The company told stock exchanges on both sides of the Tasman that first-half profit fell 7% because it was unable to fully pass on record high milk costs through to the dairy products it manufactures.
The co-operative said while profit slid to $NZ364 million in the six months to the end of January, from $NZ391 million in the year earlier period, revenue rose 9% to $NZ10.8 billion.
Those record international milk prices saw Fonterra lift its farmgate price to its highest level of (a midpoint) $NZ9.60 a kilo of milk solids. That’s the highest since Fonterra was formed back in 2001 and easily tops the previous high of $NZ8.40 a kilo back in the 2013-14 season.
Milk prices have surged to record levels underpinned by tight global supplies and strong demand.
That is good for dairy farmers and for the NZ economy with the record prices forecast to inject a record $NZ14 billion into the NZ economy in 2021-22.
But processing companies like Fonterra find it hard because they can’t pass on those higher costs by lifting prices for the dairy products they produce. That’s a lag effect. When prices are falling, processors are slow to pass on reduction (or they make smaller cuts) to rebuild margins.
“Our earnings have been achieved at a time when our input costs have been significantly higher with the average cost of milk up almost 30 per cent on the same time last year,” Fonterra CEO Miles Hurrell said on Thursday. “This shows we’re performing well even with a high farmgate milk price.”
Last month, Fonterra lifted its farmgate price for dairy farmers for this season for a fourth time to between $NZ9.30 and $NZ9.90 per kilogram of milk solids (hence the midpoint of $NZ9.60 a kilo).
A small drop in NZ milk collections this year has added a bit of extra upward pressure on prices. Fonterra said it still expects its New Zealand milk collection for the year to decline 3.8% to 1480 million kgMS. It collected 3.6% less milk in the first half.
The small fall in New Zealand milk collections in the first half reduced the co-operative’s total production, impacting its overall sales volumes.

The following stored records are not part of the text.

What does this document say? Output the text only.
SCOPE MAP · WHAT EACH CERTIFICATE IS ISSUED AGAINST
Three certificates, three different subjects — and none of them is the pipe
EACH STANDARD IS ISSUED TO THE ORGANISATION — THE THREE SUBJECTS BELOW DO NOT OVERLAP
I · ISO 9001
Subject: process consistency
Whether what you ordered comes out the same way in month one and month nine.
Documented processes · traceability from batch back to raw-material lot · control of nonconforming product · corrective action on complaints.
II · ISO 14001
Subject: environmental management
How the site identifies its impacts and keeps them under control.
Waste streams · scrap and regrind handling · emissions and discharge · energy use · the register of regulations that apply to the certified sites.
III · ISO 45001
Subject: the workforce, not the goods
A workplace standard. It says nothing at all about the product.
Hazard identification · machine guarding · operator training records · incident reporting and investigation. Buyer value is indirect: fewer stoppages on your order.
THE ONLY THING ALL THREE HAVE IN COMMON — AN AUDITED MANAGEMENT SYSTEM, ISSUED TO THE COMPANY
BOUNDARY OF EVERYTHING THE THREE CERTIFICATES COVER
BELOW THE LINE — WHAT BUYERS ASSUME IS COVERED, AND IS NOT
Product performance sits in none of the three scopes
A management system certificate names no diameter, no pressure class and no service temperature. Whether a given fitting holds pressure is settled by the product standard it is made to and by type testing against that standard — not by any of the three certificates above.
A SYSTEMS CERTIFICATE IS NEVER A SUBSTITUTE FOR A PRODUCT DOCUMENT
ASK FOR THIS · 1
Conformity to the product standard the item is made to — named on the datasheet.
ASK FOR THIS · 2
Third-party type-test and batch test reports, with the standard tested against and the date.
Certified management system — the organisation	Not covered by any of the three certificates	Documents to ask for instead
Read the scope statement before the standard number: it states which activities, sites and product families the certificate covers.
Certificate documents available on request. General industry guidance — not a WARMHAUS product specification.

“While the milk price is at a record high, pricing in our ingredients business, for both reference and non-reference products, has been supportive of both milk price and earnings and we expect this to continue in the second half,” Hurrell said.
“In the medium term, we expect the supply and demand outlook to go some way towards underpinning a strong milk price next season.”
The co-operative retained its full-year earnings guidance of 25-35 cents per share.
Fonterra maintained its forecast for the NZ farmgate price at the current midpoint for the year to the end of July.
Mr Hurrell also revealed that the company is continuing to make progress on the divestment of our Chilean business and the ownership review of our Australian business.
“Both Soprole (Chile) and Fonterra Australia are performing well and our priority is to maximise the value of both businesses to the Co-op.
“We will take our time to ensure the best outcomes from these processes and remain confident on delivering on our intention to return around $1 billion of capital to our shareholders and unit holders by FY24.
Fonterra’s Australian securities were steady at $A3.21.